359 Background: There are no established biomarkers predicting outcome of SUN treatment in mRCC.
METHODS
We assessed 30 single nucleotide polymorphisms (SNPs) in 10 genes on fresh frozen clear cell RCC nephrectomy specimens originating from pts who developed metastatic disease.
RESULTS
We processed 79 samples. In 49 pts, normal kidney tissue adjacent to the tumor was used, in 30 pts only tumoral tissue was available. After nephrectomy and in presence of synchronous or metachronous metastasis, all pts received SUN as 1st line treatment. We observed associations between several SNPs and mTTP: In the promotor region of the gene encoding for IL-8 (proangiogenic growth factor): rs4073: TT or TA versus (vs) AA variant: mTTP 12 mo vs not reached (NR) (p=0.02). In ABCB1 (involved in drug transport): rs2032582: TA or TT vs GT/GA or GG: 9 vs 16 mo (p=0.03). rs1128503: TT vs CT or CC: 9 vs 16 mo (p=0.02).
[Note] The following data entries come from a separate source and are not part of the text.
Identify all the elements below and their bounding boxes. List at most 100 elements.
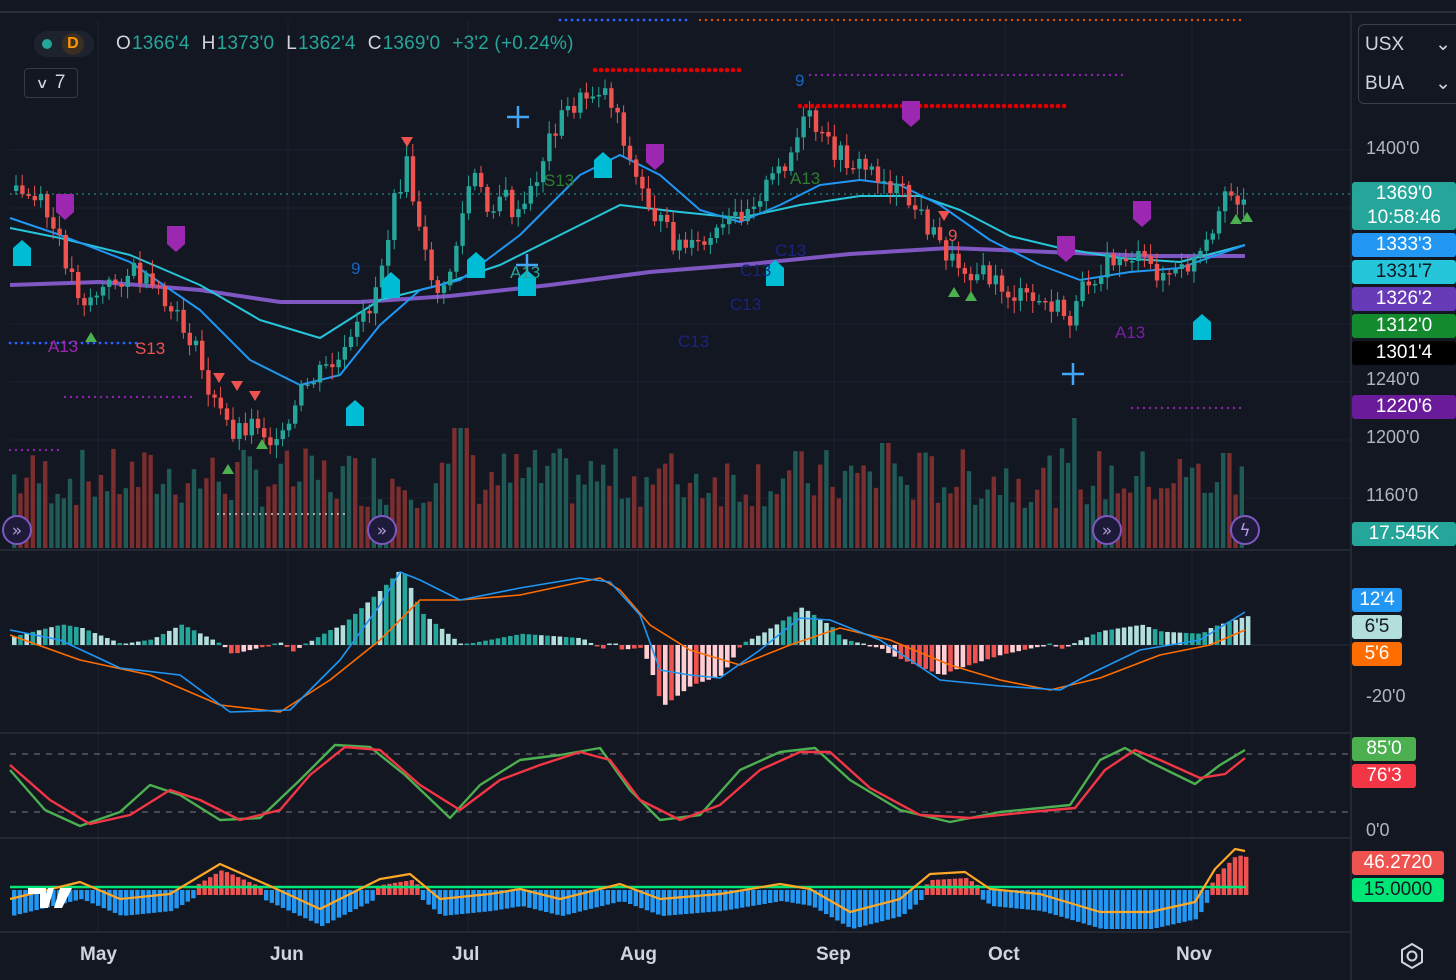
macd-histogram-bar <box>886 645 891 654</box>
level-dot <box>758 18 762 22</box>
level-dot <box>992 18 996 22</box>
osc-histogram-bar <box>622 890 627 902</box>
level-dot <box>812 18 816 22</box>
macd-histogram-bar <box>297 645 302 648</box>
interval-badge[interactable]: D <box>62 33 84 55</box>
last-price-tag[interactable]: 1369'0 <box>1352 182 1456 206</box>
candle-body <box>813 110 819 132</box>
symbol-select-bua[interactable]: BUA ⌄ <box>1359 64 1456 103</box>
candle-body <box>888 181 893 194</box>
osc-histogram-bar <box>555 890 560 915</box>
volume-bar <box>55 493 60 548</box>
candle-body <box>553 133 558 136</box>
resistance-dot <box>827 103 833 109</box>
macd-histogram-bar <box>198 633 203 645</box>
resistance-dot <box>610 67 616 73</box>
macd-histogram-bar <box>191 630 197 645</box>
macd-histogram-bar <box>799 607 804 645</box>
volume-bar <box>433 483 438 548</box>
volume-bar <box>1041 467 1046 548</box>
candle-body <box>987 265 992 285</box>
osc-histogram-bar <box>1087 890 1092 926</box>
candle-body <box>398 191 403 194</box>
volume-bar <box>774 494 779 548</box>
level-dot <box>660 18 664 22</box>
osc-histogram-bar <box>549 890 554 914</box>
macd-histogram-bar <box>1090 634 1096 645</box>
macd-histogram-bar <box>30 631 36 645</box>
symbol-select-usx[interactable]: USX ⌄ <box>1359 25 1456 64</box>
symbol-compare-panel: USX ⌄ BUA ⌄ <box>1358 24 1456 104</box>
volume-bar <box>1047 455 1052 548</box>
volume-bar <box>501 453 507 548</box>
candle-body <box>317 364 323 383</box>
level-dot <box>1136 18 1140 22</box>
level-dot <box>14 448 18 452</box>
macd-histogram-bar <box>433 623 439 645</box>
candle-body <box>882 181 887 183</box>
osc-histogram-bar <box>644 890 650 911</box>
interval-pill[interactable]: D <box>34 31 94 57</box>
level-dot <box>666 18 670 22</box>
resistance-dot <box>682 67 688 73</box>
osc-histogram-bar <box>146 890 151 914</box>
indicators-toggle-button[interactable]: ∨ 7 <box>24 68 78 98</box>
resistance-dot <box>1031 103 1037 109</box>
volume-bar <box>966 471 972 548</box>
level-dot <box>710 18 714 22</box>
settings-icon[interactable] <box>1398 942 1426 970</box>
stoch-k-line <box>9 743 1246 828</box>
macd-histogram-bar <box>1227 621 1232 645</box>
candle-body <box>1198 250 1203 258</box>
level-dot <box>1232 18 1236 22</box>
resistance-dot <box>706 67 712 73</box>
candle-body <box>76 271 81 299</box>
osc-histogram-bar <box>997 890 1002 907</box>
macd-histogram-bar <box>260 645 265 648</box>
volume-bar <box>61 498 66 548</box>
candle-body <box>1142 251 1147 257</box>
level-dot <box>38 448 42 452</box>
volume-bar <box>291 486 296 548</box>
ma-mid-tag: 1331'7 <box>1352 260 1456 284</box>
candle-body <box>1204 239 1209 251</box>
osc-histogram-bar <box>986 890 991 904</box>
osc-histogram-bar <box>1210 882 1215 895</box>
volume-bar <box>322 460 327 548</box>
candle-body <box>57 228 62 235</box>
osc-threshold-tag: 15.0000 <box>1352 878 1444 902</box>
resistance-dot <box>694 67 700 73</box>
candle-body <box>671 222 676 251</box>
level-dot <box>1136 406 1140 410</box>
candle-body <box>379 265 385 288</box>
macd-histogram-bar <box>477 641 482 645</box>
osc-histogram-bar <box>140 890 146 914</box>
signal-marker-up <box>467 252 485 278</box>
volume-bar <box>508 482 513 548</box>
volume-bar <box>1221 453 1226 548</box>
macd-histogram-bar <box>111 640 116 645</box>
level-dot <box>916 73 920 77</box>
osc-histogram-bar <box>824 890 829 915</box>
volume-bar <box>334 498 339 548</box>
level-dot <box>1160 406 1164 410</box>
volume-bar <box>452 428 457 548</box>
level-dot <box>832 73 836 77</box>
volume-bar <box>489 471 494 548</box>
volume-bar <box>86 481 91 548</box>
osc-histogram-bar <box>1048 890 1053 914</box>
macd-histogram-bar <box>1004 645 1009 654</box>
volume-bar <box>731 474 736 548</box>
level-dot <box>994 73 998 77</box>
level-dot <box>746 18 750 22</box>
volume-bar <box>1035 489 1040 548</box>
candle-body <box>417 201 422 227</box>
level-dot <box>648 18 652 22</box>
volume-bar <box>98 474 104 548</box>
candle-body <box>460 213 465 246</box>
resistance-dot <box>941 103 947 109</box>
osc-histogram-bar <box>280 890 286 908</box>
level-dot <box>1060 73 1064 77</box>
macd-histogram-bar <box>880 645 885 649</box>
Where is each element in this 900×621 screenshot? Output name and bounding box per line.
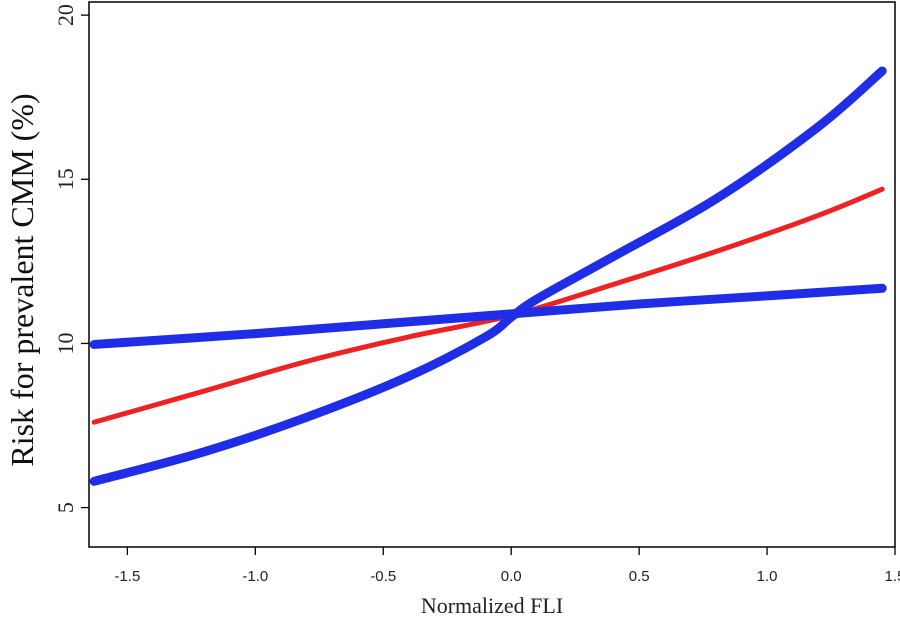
y-tick-label: 15 <box>53 168 78 190</box>
x-tick-label: -1.0 <box>242 568 268 585</box>
x-tick-label: -0.5 <box>370 568 396 585</box>
x-tick-label: 0.0 <box>501 568 522 585</box>
x-axis: -1.5 -1.0 -0.5 0.0 0.5 1.0 1.5 <box>114 547 900 585</box>
y-tick-label: 10 <box>53 332 78 354</box>
x-axis-title: Normalized FLI <box>421 593 563 618</box>
y-tick-label: 20 <box>53 4 78 26</box>
upper-confidence-line <box>89 66 887 486</box>
x-tick-label: 1.5 <box>885 568 900 585</box>
y-tick-label: 5 <box>53 502 78 513</box>
x-tick-label: 0.5 <box>629 568 650 585</box>
x-tick-label: 1.0 <box>757 568 778 585</box>
estimate-line <box>91 186 885 425</box>
x-tick-label: -1.5 <box>114 568 140 585</box>
series-layer <box>89 66 887 486</box>
y-axis-title: Risk for prevalent CMM (%) <box>4 93 40 466</box>
lower-confidence-line <box>89 283 887 349</box>
plot-frame <box>88 1 896 548</box>
y-axis: 5 10 15 20 <box>53 4 89 513</box>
In VEGFR3 (a target of SUN): rs307826 : GA vs AA: 9.3 vs 18 mo (p=0.01). rs307821 : GT vs GG: 10 vs 16 mo (p=0.08). rs448012 : CC/CG vs GG: 12 mo vs NR (p=0.02). In NR1/2 (promotor leading to increased CYP3A4 expression): rs3814055: TT vs CC/CT: 13 vs 18 mo (p=0.02). rs1054190: CC vs CT: 14 vs 20 mo (p=0.14). In PDGFR-alpha (another SUN target): rs1800812: TT vs GG/GT: 3.5 vs 16 mo (p<0.0001). A scoring system combining 7 non-overlapping SNPs was build and pts were classified in a favorable, intermediate and unfavorable SNP profile group. A link with mTTP and response rate was found, but not with established clinical prognostic scores (MSKCC).
CONCLUSIONS
SNPs in genes linked to the pharmacokinetics and -dynamics of SUN can probably predict outcome of SUN treatment in mRCC. Our results confirm in part previous observations made by other groups in pazopanib or SUN (in IL-8, VEGFR3 and NR1/2) and highlight the potential role of other SNPs (in ABCB1, NR1/2 and PDGFR). Extension of the series and univariate/multivariate validation are ongoing. [Table: see text].